You enter through the Textile
Machinery Pavilion where there is a very large circular loom which symbolizes
the “spirit of being studious and creative”. Beyond is every type of machinery
used in spinning and weaving. All the machinery is working so it is quite noisy
and many of the exhibits have an employee doing demonstrations. We even
received a sample of woven cloth, hot off the press!
After the vast textile area you
pass into the Automobile Pavilion. This starts with metalworking, casting,
forging & cutting and then goes on to demonstrate the trial and error
effort behind the casting of the cylinder block. Next is a replica of the first
passenger car completed in 1936 through the efforts of the branching into
vehicles by the founder’s son.
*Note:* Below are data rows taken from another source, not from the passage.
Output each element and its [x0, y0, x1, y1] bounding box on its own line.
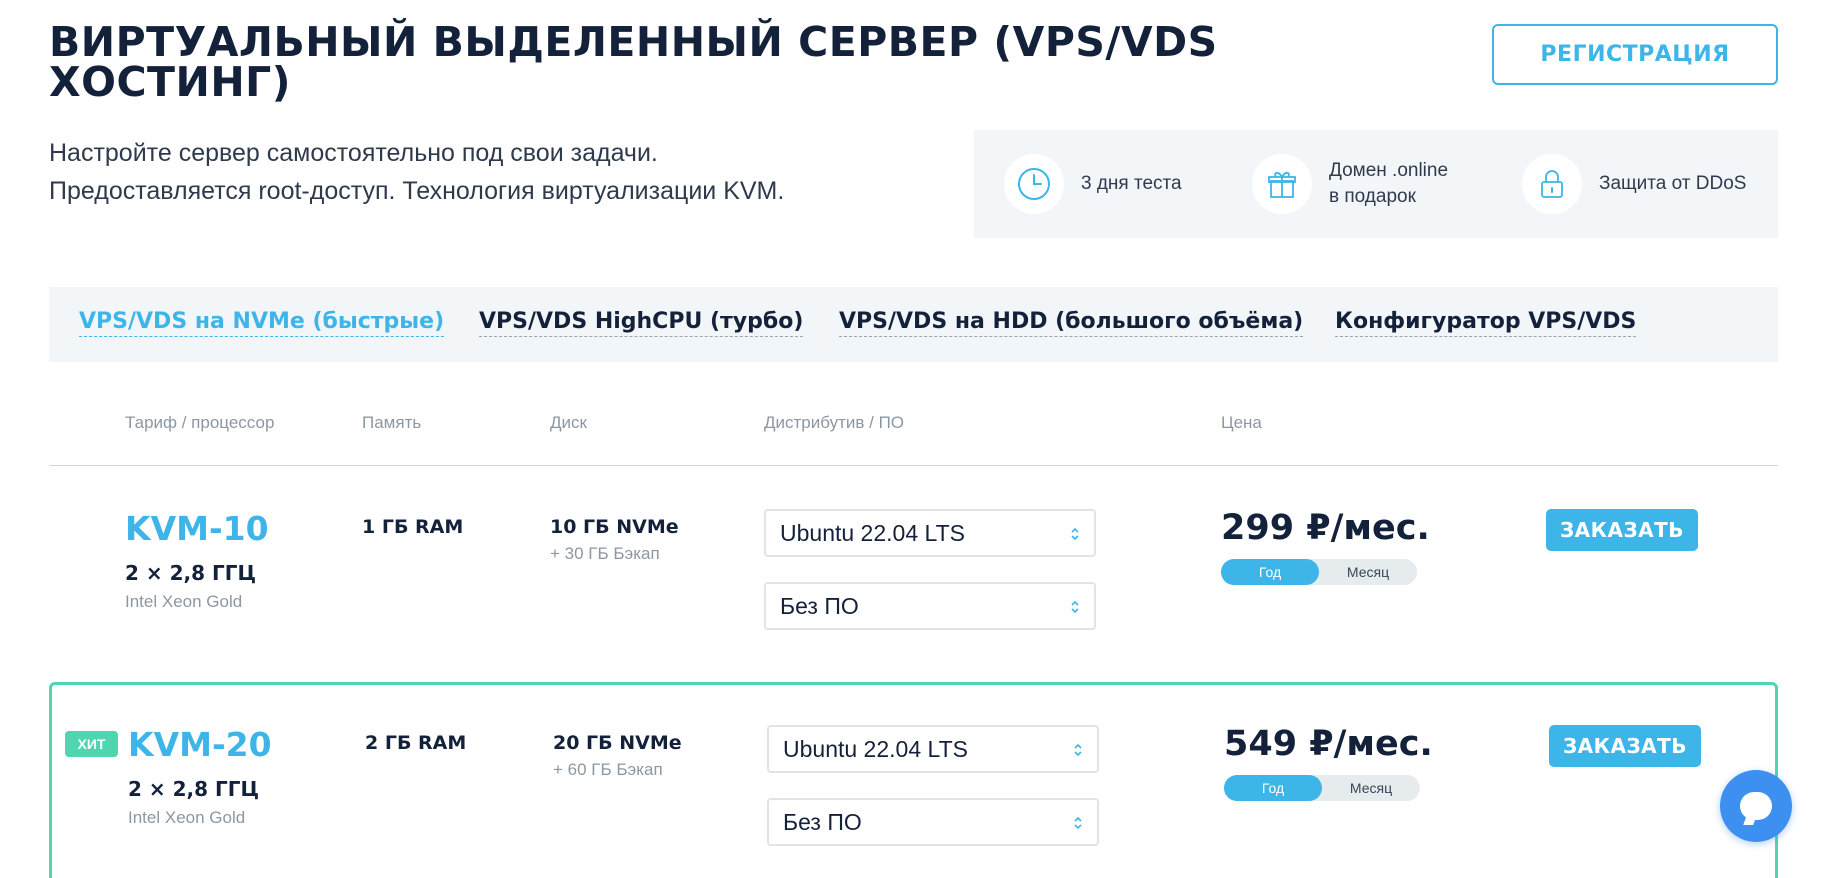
tab-nvme[interactable]: VPS/VDS на NVMe (быстрые)	[79, 309, 445, 337]
order-button[interactable]: ЗАКАЗАТЬ	[1546, 509, 1698, 551]
plan-backup: + 30 ГБ Бэкап	[550, 544, 660, 563]
os-select-value: Ubuntu 22.04 LTS	[780, 519, 965, 546]
feature-label: 3 дня теста	[1081, 173, 1182, 194]
column-header-memory: Память	[362, 413, 422, 432]
tab-hdd[interactable]: VPS/VDS на HDD (большого объёма)	[839, 309, 1304, 337]
features-panel: 3 дня теста Домен .online в подарок Защи…	[974, 130, 1778, 238]
feature-label-line: в подарок	[1329, 186, 1416, 207]
select-arrows-icon	[1074, 743, 1082, 757]
period-year-option[interactable]: Год	[1221, 559, 1319, 585]
column-header-distro: Дистрибутив / ПО	[764, 413, 905, 432]
tab-highcpu[interactable]: VPS/VDS HighCPU (турбо)	[479, 309, 804, 337]
plan-backup: + 60 ГБ Бэкап	[553, 760, 663, 779]
plan-cpu: 2 × 2,8 ГГЦ	[128, 777, 260, 801]
software-select-value: Без ПО	[780, 592, 859, 619]
feature-trial: 3 дня теста	[1004, 154, 1182, 214]
lock-icon	[1522, 154, 1582, 214]
plan-cpu: 2 × 2,8 ГГЦ	[125, 561, 257, 585]
billing-period-toggle: Год Месяц	[1224, 775, 1420, 801]
gift-icon	[1252, 154, 1312, 214]
chat-widget-button[interactable]	[1720, 770, 1792, 842]
plan-cpu-model: Intel Xeon Gold	[128, 808, 246, 827]
billing-period-toggle: Год Месяц	[1221, 559, 1417, 585]
os-select[interactable]: Ubuntu 22.04 LTS	[767, 725, 1099, 773]
clock-icon	[1004, 154, 1064, 214]
tab-configurator[interactable]: Конфигуратор VPS/VDS	[1335, 309, 1637, 337]
plan-row-kvm-20: ХИТ KVM-20 2 × 2,8 ГГЦ Intel Xeon Gold 2…	[49, 682, 1778, 878]
plan-tabs: VPS/VDS на NVMe (быстрые) VPS/VDS HighCP…	[49, 287, 1778, 362]
page-title: ВИРТУАЛЬНЫЙ ВЫДЕЛЕННЫЙ СЕРВЕР (VPS/VDS Х…	[49, 18, 1218, 106]
feature-label-line: Домен .online	[1329, 160, 1449, 181]
feature-label: Защита от DDoS	[1599, 173, 1747, 194]
plan-disk: 10 ГБ NVMe	[550, 516, 679, 538]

Fascinating was the modern day assembly robot
demonstrations, with so much hi-tech machinery fitting nicely together and
producing a car!
Back on the bus and the next stop
was Noritake porcelain/ceramic centre. Inside the Craft Centre you progressed
through the techniques of the making of bone china. Upstairs over two floors
the museum features Noritake pieces through the ages, including the first
dinner set to be made in Japan.
Next up was Nagoya Castle. This
was rebuilt in 1959 after being mostly destroyed in the war. The original
castle dated from 1610. Castle is surrounded by a wide moat. From the Observation
room at the top (34mts) you have a good view of this large city (it was
drizzling rain so the view wasn’t so good today). We saw in the paper today
that it is planned to rebuild the castle in original timber removing the
existing concrete.
Final stop was a 1920’s house,
Futaba Palace, where the first modern actress in Japan lived. She became a
geisha at 16 years old and performed on the stage for the first time in
America. The house has beautiful stained glass windows and the doors and stairs
are typical of the era.
All very fabulous, no report on how the Goose is performing, springs, engine, front end, the pilot??